Quel lien peut-il exister entre ces grosses toiles en piteux état et du thé ? La réponse est simple, ces couvertures cachent des feuilles de thé. Ces toiles épaisses les recouvrent et les privent d’oxygène. A l’abri de la lumière et dans une atmosphère humide, le thé va pouvoir fermenter. Il s’agit de l’une des étapes cruciales de la fabrication des pu erh cuits. Tous les jours, on va contrôler la température des feuilles et aérer un peu si besoin, si le mercure monte trop. On va aussi arroser les feuilles plusieurs fois pendant les quarante jours environ que dure cette opération, avant de les recouvrir à nouveau aussitôt l’arrosage terminé. Les pu erh cuits développent à la tasse des notes de bois, de sous-bois, de cave, de terre humide, de paille, d’humus, de cuir, de réglisse, et cela m’amuse de constater que ces belles toiles aux tons brunâtres expriment la même émotion automnale que la palette olfactive des thés qu’elles couvent.
ARCHIVE DE septembre 2017
La tête dans les nuages
Les montagnes recouvertes de théiers montent si haut dans le ciel et les nuages tombent parfois si bas sur terre qu’il ne reste alors aucune place pour le ciel. Les nuages jouent à recouvrir de brume le tapis verdoyant des théiers, les enveloppent d’un voile de coton, les caressent, et puis s’en vont. Je pourrais rester des heures, dans chaque champ de thé que j’arpente, à contempler la beauté des paysages. Et plus je grimpe, plus je suis récompensé. Le thé ne pousse pas au-dessus de 2.000 ou 2.200 mètres mais à cette altitude-là on peut déjà s’offrir des vues à couper le souffle. Si la brume le veut bien.

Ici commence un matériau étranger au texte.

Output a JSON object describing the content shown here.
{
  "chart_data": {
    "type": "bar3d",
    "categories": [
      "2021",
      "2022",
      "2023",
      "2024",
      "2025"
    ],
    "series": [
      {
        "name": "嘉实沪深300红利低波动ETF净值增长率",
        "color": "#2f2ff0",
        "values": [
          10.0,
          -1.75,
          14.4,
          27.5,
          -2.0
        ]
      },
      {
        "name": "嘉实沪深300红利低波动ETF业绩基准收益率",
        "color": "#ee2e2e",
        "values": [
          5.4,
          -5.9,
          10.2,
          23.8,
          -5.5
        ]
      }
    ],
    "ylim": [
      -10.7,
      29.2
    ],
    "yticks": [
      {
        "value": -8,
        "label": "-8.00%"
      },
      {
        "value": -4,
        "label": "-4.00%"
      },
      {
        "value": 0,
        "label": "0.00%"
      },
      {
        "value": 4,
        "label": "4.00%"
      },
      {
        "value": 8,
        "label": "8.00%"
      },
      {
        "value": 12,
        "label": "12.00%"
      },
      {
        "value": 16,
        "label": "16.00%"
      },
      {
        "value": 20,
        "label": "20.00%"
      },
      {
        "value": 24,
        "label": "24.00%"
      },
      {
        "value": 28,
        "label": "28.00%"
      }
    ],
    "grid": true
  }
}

Faire du thé plutôt que la guerre
J’ai fait la connaissance de Xuan Dong Wu cet été. Je l’ai rencontré dans l’usine de Ming De qu’il dirige et dans laquelle, ce jour-là, il surveillait le flétrissage de ses feuilles de thé comme le lait sur le feu. Xuan Dong Wu est amoureux de son travail. Pourtant il ne s’est pas toujours occupé de thé. Il a d’abord été militaire, il a fait la guerre sino-vietnamienne, au début des années 80. Puis il est revenu à son village natal et dans son village natal la culture du thé représente l’activité essentielle. Il produit des thés blancs, des pu erh ainsi que des thés noirs considérés comme les meilleurs du Yunnan. Il aime aussi innover et c’est à lui que l’on doit plusieurs de nos maocha, ces thés intermédiaires qui servent de base aux pu erh. Xuan Dong Wu est timide, il ne répond pas grand-chose lorsque je lui demande ce qu’il voudrait que je dise de lui ici. Il me parle de sa vie, toute simple, et qu’il aime. Il dit qu’il aime faire du thé avec son cœur et avec ses efforts, il dit qu’il veut faire de son mieux et produire les meilleurs thés possible. Et il replonge la main dans ses feuilles qui flétrissent pour ne plus les quitter des yeux.
Le roulage d’un mao cha
Le mao cha – thé brut à partir duquel on confectionne le pu erh – subit de plus en plus souvent l’épreuve du roulage. On dispose alors les feuilles tout juste flétries puis chauffées au wok dans une machine qui va les secouer de droite et de gauche, de façon rapide et régulière. Les feuilles de thé se cognent aux parois verticales et peu à peu leur forme s’en trouve modifiée. Elles s’enroulent légèrement sur elles-mêmes dans le sens de la longueur. Le roulage intervient dans la fabrication de la plupart des thés, il permet soit de donner une certaine forme aux feuilles, dans le cas des thés verts, par exemple, soit de briser les cellules et de libérer des composants aromatiques qui vont s’oxyder ou bien fermenter.